By Phyllis Armstrong
“It feels amazing to be recognized for work that I love to do, and that is celebrating multicultural America,” says Vanessa K. DeLuca. The former editor-in-chief of ESSENCE Magazine is a strong believer in the power of journalism to transform lives when it fairly represents people of different colors and cultures. “That’s what I live for. It’s not so much about the glitz and glamour of the job. It’s more about making sure that these voices are supported and elevated.”
The co-founder and president of the Multicultural Media Correspondents Association sees the mission of moving the needle on diversity in news and entertainment as more challenging than ever before. “In my mind, it is a crisis. I believe there is an economic, social and political crisis that has been created by the lack of [diversity in the] media,” says David Morgan. He points to the Kerner Commission Report released 50 years ago that emphasized the impact the lack of media diversity had on social discord. He now sees a worsening picture for a nation with a 40 percent minority population. “Civic engagement is so tied to a vibrant local media. What we’re seeing is the whittling away of all those small, independent media that are so important.”
The association’s leaders and the honorees called for greater representation of African-Americans, Latinos, Asians and other minorities in media executive offices and boardrooms. “In 2042, we’re going to a majority-minority country. We need to make sure that the people in power in news media are diverse. It’s really important,” says Soledad O’Brien, CEO of Starfish Media Group Television.
As a former CNN news anchor, O’Brien has seen and heard it all when it comes to media decision makers underestimating the interest viewers have in seeing multicultural programming. As a producer of highly acclaimed documentaries, O’Brien says ratings prove audiences are open to learning about other races and cultures. “I actually think there is a tremendous interest in exploring lots of different stories and people’s lives that may not be immediately evident to all of us.”

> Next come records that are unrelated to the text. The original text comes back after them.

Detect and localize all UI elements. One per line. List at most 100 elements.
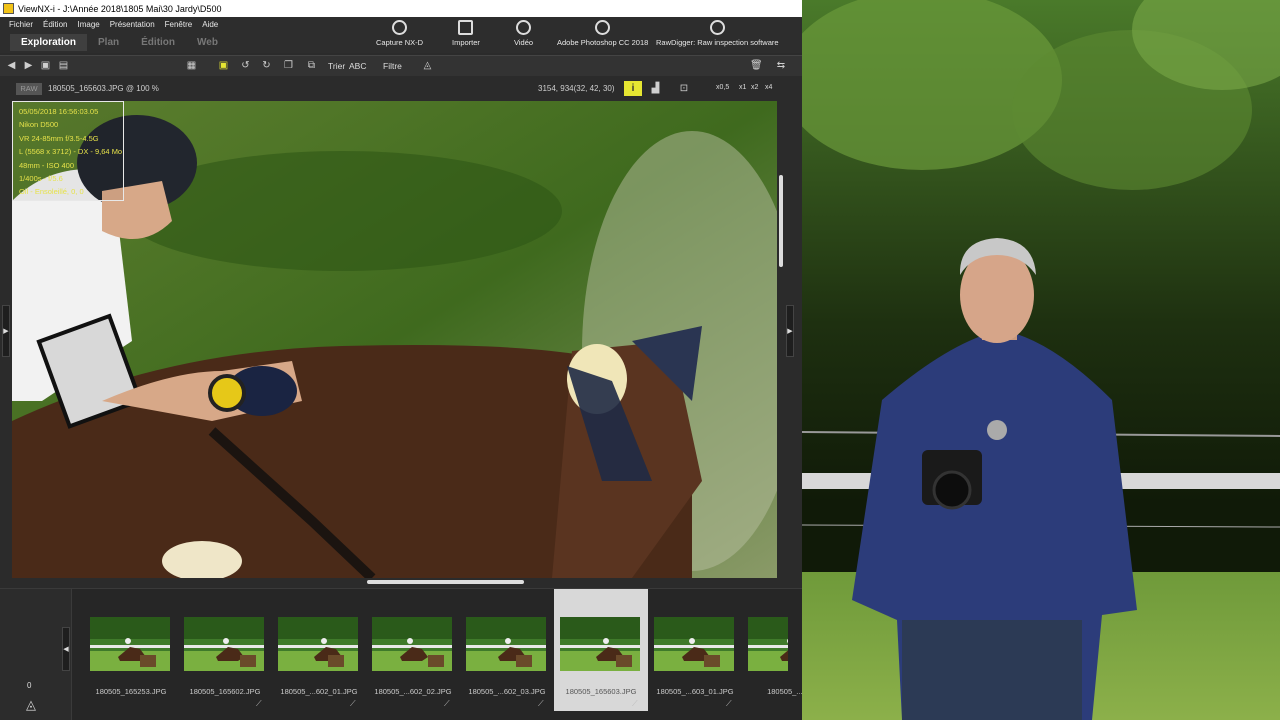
filmstrip-thumbnail[interactable]: 180505_165602.JPG ⟋ (178, 589, 272, 711)
thumbnail-filename: 180505_...60 (767, 687, 802, 696)
menu-presentation[interactable]: Présentation (110, 20, 155, 29)
launch-rawdigger-button[interactable]: RawDigger: Raw inspection software (656, 20, 779, 50)
view-mode-icon[interactable]: ▦ (186, 61, 197, 71)
zoom-1[interactable]: x1 (739, 84, 746, 91)
photoshop-icon (595, 20, 611, 35)
rotate-right-icon[interactable]: ↻ (261, 61, 272, 71)
launch-photoshop-button[interactable]: Adobe Photoshop CC 2018 (557, 20, 648, 50)
launch-video-button[interactable]: Vidéo (514, 20, 533, 50)
export-icon[interactable]: ▤ (58, 61, 69, 71)
thumbnail-image (184, 617, 264, 671)
menu-image[interactable]: Image (77, 20, 99, 29)
filter-dropdown[interactable]: Filtre (383, 61, 402, 71)
menu-edition[interactable]: Édition (43, 20, 67, 29)
viewnx-window: ViewNX-i - J:\Année 2018\1805 Mai\30 Jar… (0, 0, 802, 720)
forward-arrow-icon[interactable]: ▶ (23, 61, 34, 71)
rotate-left-icon[interactable]: ↺ (240, 61, 251, 71)
back-arrow-icon[interactable]: ◀ (6, 61, 17, 71)
thumbnail-image (560, 617, 640, 671)
horizontal-scroll-thumb[interactable] (367, 580, 524, 584)
save-icon[interactable]: ▣ (40, 61, 51, 71)
thumbnail-filename: 180505_...603_01.JPG (656, 687, 734, 696)
filmstrip-thumbnail[interactable]: 180505_...602_01.JPG ⟋ (272, 589, 366, 711)
exif-overlay: 05/05/2018 16:56:03.05 Nikon D500 VR 24-… (12, 101, 124, 201)
filmstrip-thumbnail[interactable]: 180505_165603.JPG ⟋ (554, 589, 648, 711)
thumbnail-image (466, 617, 546, 671)
filmstrip-thumbnail[interactable]: 180505_...60 (742, 589, 802, 711)
thumbnail-image (654, 617, 734, 671)
thumbnail-image (372, 617, 452, 671)
app-icon (3, 3, 14, 14)
window-title: ViewNX-i - J:\Année 2018\1805 Mai\30 Jar… (18, 3, 222, 14)
filmstrip-thumbnail[interactable]: 180505_...602_02.JPG ⟋ (366, 589, 460, 711)
zoom-0-5[interactable]: x0,5 (716, 84, 729, 91)
filmstrip-thumbnail[interactable]: 180505_...602_03.JPG ⟋ (460, 589, 554, 711)
filmstrip-thumbnail[interactable]: 180505_165253.JPG (84, 589, 178, 711)
current-file-label: 180505_165603.JPG @ 100 % (48, 84, 159, 93)
menu-aide[interactable]: Aide (202, 20, 218, 29)
capture-nx-d-icon (392, 20, 408, 35)
title-bar: ViewNX-i - J:\Année 2018\1805 Mai\30 Jar… (0, 0, 802, 17)
edited-pencil-icon: ⟋ (726, 699, 732, 708)
edited-pencil-icon: ⟋ (632, 699, 638, 708)
tab-web[interactable]: Web (186, 34, 229, 51)
launch-photoshop-label: Adobe Photoshop CC 2018 (557, 38, 649, 47)
exif-lens: VR 24-85mm f/3.5-4.5G (19, 133, 99, 143)
image-viewer[interactable] (12, 101, 777, 578)
horse-rider-photo (12, 101, 777, 578)
sort-dropdown[interactable]: ABC (349, 61, 366, 71)
histogram-icon[interactable]: ▟ (650, 84, 661, 94)
presenter-photo (802, 0, 1280, 720)
image-info-bar: RAW 180505_165603.JPG @ 100 % 3154, 934(… (0, 79, 802, 99)
exif-focal-iso: 48mm - ISO 400 (19, 160, 75, 170)
compare-icon[interactable]: ⧉ (306, 61, 317, 71)
filmstrip-counter: 0 (27, 681, 32, 690)
edited-pencil-icon: ⟋ (538, 699, 544, 708)
launch-import-button[interactable]: Importer (452, 20, 480, 50)
thumbnail-filename: 180505_165253.JPG (95, 687, 167, 696)
exif-size: L (5568 x 3712) - DX - 9,64 Mo (19, 147, 123, 157)
tab-exploration[interactable]: Exploration (10, 34, 88, 51)
video-icon (516, 20, 532, 35)
thumbnail-filename: 180505_...602_01.JPG (280, 687, 358, 696)
info-toggle-button[interactable]: i (624, 81, 642, 96)
trash-icon[interactable]: 🗑 (750, 61, 763, 71)
pixel-coords: 3154, 934(32, 42, 30) (538, 84, 615, 93)
edited-pencil-icon: ⟋ (444, 699, 450, 708)
right-panel-toggle[interactable]: ▶ (786, 305, 794, 357)
thumbnail-image (278, 617, 358, 671)
toolbar: ◀ ▶ ▣ ▤ ▦ ▣ ↺ ↻ ❐ ⧉ Trier ABC Filtre ◬ 🗑… (0, 55, 802, 76)
erase-icon[interactable]: ◬ (22, 697, 40, 713)
exif-exposure: 1/400s - f/5.6 (19, 174, 63, 184)
thumbnail-filename: 180505_165603.JPG (565, 687, 637, 696)
edited-pencil-icon: ⟋ (256, 699, 262, 708)
edited-pencil-icon: ⟋ (350, 699, 356, 708)
menu-fichier[interactable]: Fichier (9, 20, 33, 29)
vertical-scrollbar[interactable] (777, 101, 784, 578)
thumbnail-image (90, 617, 170, 671)
launch-capture-nxd-button[interactable]: Capture NX-D (376, 20, 423, 50)
tab-edition[interactable]: Édition (130, 34, 186, 51)
import-icon (458, 20, 474, 35)
fit-icon[interactable]: ⊡ (676, 84, 692, 94)
filmstrip: 0 ◬ ◀ 180505_165253.JPG 180505_165602.JPG… (0, 588, 802, 720)
zoom-2[interactable]: x2 (751, 84, 758, 91)
select-icon[interactable]: ▣ (218, 61, 229, 71)
rawdigger-icon (709, 20, 725, 35)
filmstrip-thumbnail[interactable]: 180505_...603_01.JPG ⟋ (648, 589, 742, 711)
thumbnail-filename: 180505_165602.JPG (189, 687, 261, 696)
left-panel-toggle[interactable]: ▶ (2, 305, 10, 357)
stack-icon[interactable]: ❐ (283, 61, 294, 71)
thumbnail-image (748, 617, 788, 671)
vertical-scroll-thumb[interactable] (779, 175, 783, 267)
zoom-4[interactable]: x4 (765, 84, 772, 91)
erase-icon[interactable]: ◬ (422, 61, 433, 71)
tab-plan[interactable]: Plan (87, 34, 130, 51)
menu-fenetre[interactable]: Fenêtre (165, 20, 193, 29)
launch-video-label: Vidéo (514, 38, 534, 47)
launch-rawdigger-label: RawDigger: Raw inspection software (656, 38, 779, 47)
filmstrip-prev-toggle[interactable]: ◀ (62, 627, 70, 671)
exif-wb: Oil - Ensoleillé, 0, 0 (19, 187, 84, 197)
launch-capture-nxd-label: Capture NX-D (376, 38, 424, 47)
swap-arrows-icon[interactable]: ⇆ (773, 61, 789, 71)
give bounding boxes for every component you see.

O’Brien’s opinion about diverse, high-quality content has been demonstrated most recently by the $1.34 billion the movie “Black Panther” has made so far at the box office worldwide. However, she and other honorees at the MMCA event stress the importance of minorities having an ownership stake in television, radio, movies and digital media.
“They think they’re doing a great job in corporate America with diversity because they have some black folks out front,” says honoree Cathy Hughes, founder and chair of Urban One. “The people who are really important are the people who make the final decisions on whether or not you continue to get that paycheck; whether or not you are depicted as less than you really are.” Hughes was interviewed on Facebook Live by Morgan, MMCA’s co-founder and president. She called for those in minority communities to support businesses owned by blacks, Latinos, Asians and other people of color.
MMCA and its supporters are also pushing for Congress to recognize May 2018 as “National Media Diversity Month.” U.S. Senator Dean Heller (R-NV) introduced Resolution 518 a few days before the awards dinner. It calls for reaffirming support for increased media diversity and encourages appreciation, awareness, and backing for independent, diverse, and local media entities.
Heller and U.S. Congresswoman Judy Chu (CA-12) received awards from MMCA for standing up for the need to have minorities fairly represented in the news and entertainment marketplace. “There are just too many stories to tell and too many people that need to hear them,” says Chu. She reminded the audience that the last U.S. movie made featuring a mostly Asian cast was “Joy Luck Club” released in 1993. A film based on the best-selling novel, “Crazy Rich Asians,” is scheduled to hit movie theaters in August of this year.